Эта мысль была приятна ему и возбуждала в нем доброе, горячее чувство к отцу.
– Крестного держись… у него ума в башке – на весь город хватит! Он только храбрости лишен, а то – быть бы ему высоко. Да, – так, говорю, недолго мне жить осталось… По-настоящему, пора бы готовиться к смерти… Бросить бы все, да поговеть, да заботиться, чтоб люди меня добром вспомянули…
– Вспомянут! – уверенно сказал Фома.
– Было бы за что…
– А ночлежный-то дом?
Игнат взглянул на сына и засмеялся.
– Сказал Яков-то, успел! Ругал, чай, меня?
– Было немножко, – улыбнулся Фома.
– Ну, еще бы! Али я его не знаю?
– Он насчет этого так говорил, точно его деньги-то…
Игнат откинулся на спинку кресла и расхохотался еще сильнее.

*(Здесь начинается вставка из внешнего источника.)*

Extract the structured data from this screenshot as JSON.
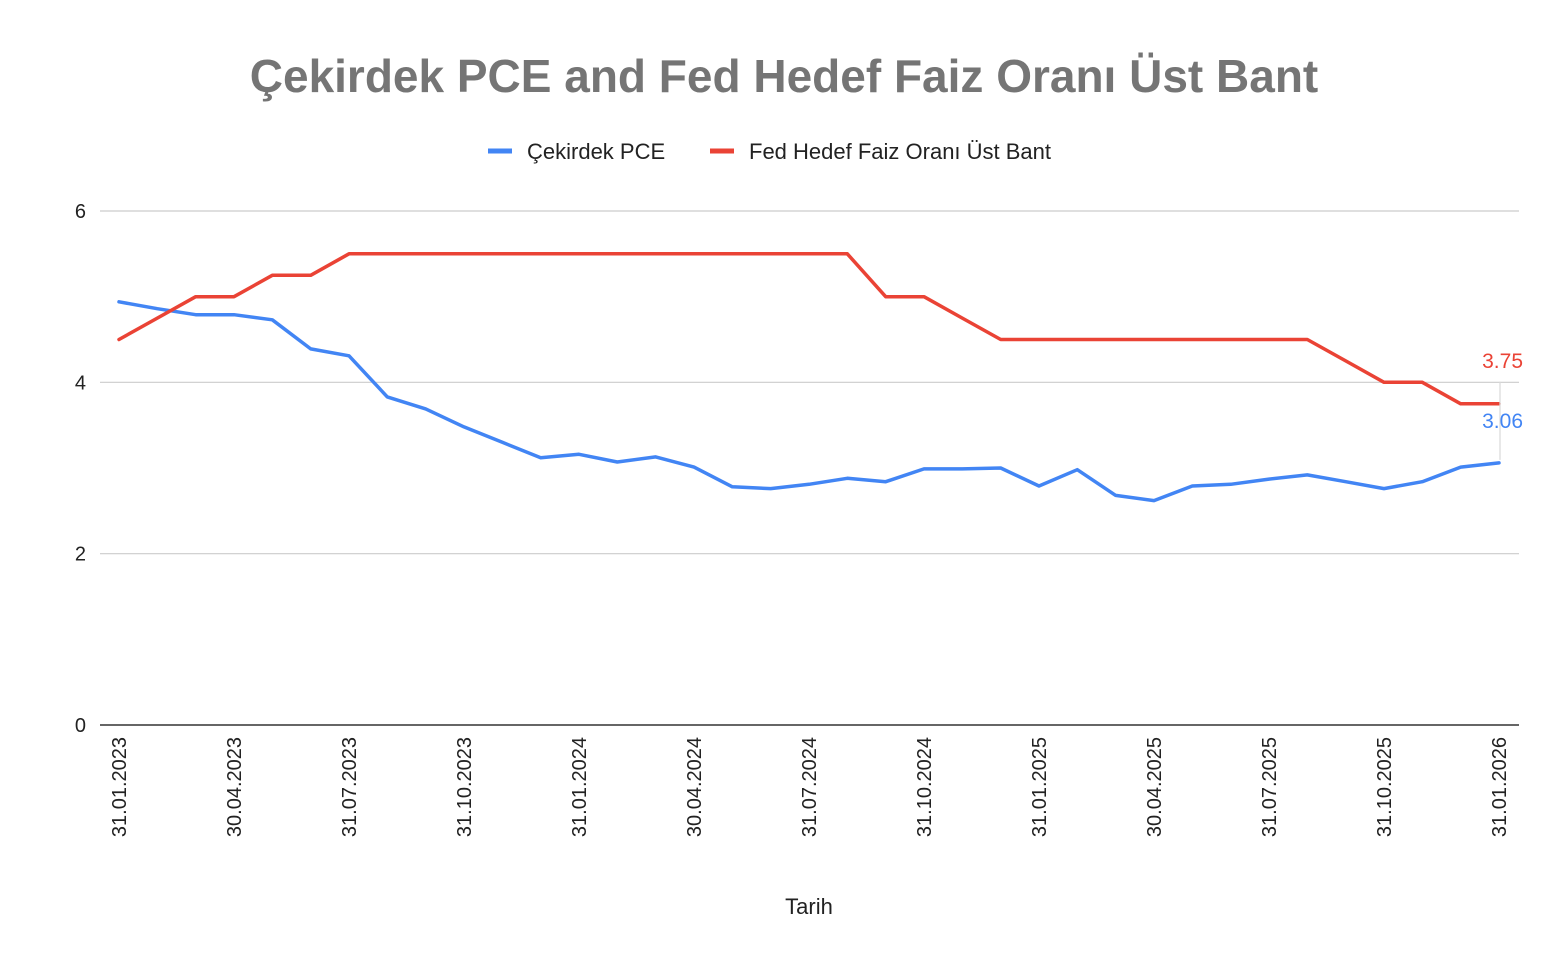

– Ах старый ворон, а? Это ты верно… Для него что свои деньги, что мои – все едино, – вот он и дрожит… Цель есть у него, лысого… Ну-ка скажи – какая?
Фома подумал и сказал:
– Не знаю…
– Э! Соединить он деньги-то хочет…
– Как это?
– Да ну, догадайся!..
Фома посмотрел на отца и – догадался. Лицо его потемнело, он привстал с кресла, решительно сказав:
– Нет, я не хочу! Я на ней не женюсь!
– О? Что так? Девка здоровая, неглупая, одна у отца…
– А Тарас? Пропащий-то?
– Пропащий – пропал, о нем, стало быть, и речь вести не стоит… Есть духовная, и в ней сказано: «Все мое движимое и недвижимое – дочери моей Любови…» А насчет того, что сестра она тебе крестовая, – обладим…
– Все равно, – твердо сказал Фома, – я на ней не женюсь!
– Ну, об этом рано говорить… Однако – что это она как не по душе тебе?
– Не люблю этаких…
– Та-ак! Ах ты, скажите, пожалуйста! Какие же вам, сударь, больше по вкусу?..
– Которые попроще… Она там с гимназистами да с книжками… ученая стала!.. Смеяться будет надо мной… – взволнованно говорил Фома.
– Это, положим, верно, – бойка она – не в меру… Но это – пустое дело! Всякая ржавчина очищается, ежели руки приложить… А крестный твой – умный старик… Житье его было спокойное, сидячее, ну, он, сидя на одном-то месте, и думал обо всем… его, брат, стоит послушать, он во всяком житейском деле изнанку видит… Он у нас – ристократ – от матушки Екатерины! Много о себе понимает… И как род его искоренился в Тарасе, то он и решил – тебя на место Тараса поставить, чувствуешь?
– Нет, уж я сам себе место выберу, – упрямо сказал Фома.
– Глуп еще ты… – усмехнулся отец.
Их разговор был прерван приездом тетки Анфисы…
– Фомушка! Приехал… – кричала она где-то за дверями, Фома встал и пошел навстречу ей, ласково улыбаясь…
…Вновь жизнь его потекла медленно и однообразно. Сохранив по отношению к сыну тон добродушно-насмешливый и поощрительный, отец в общем стал относиться к нему строже, ставя ему на вид каждую мелочь и все чаще напоминая, что он воспитывал его свободно, ни в чем не стеснял, никогда не бил.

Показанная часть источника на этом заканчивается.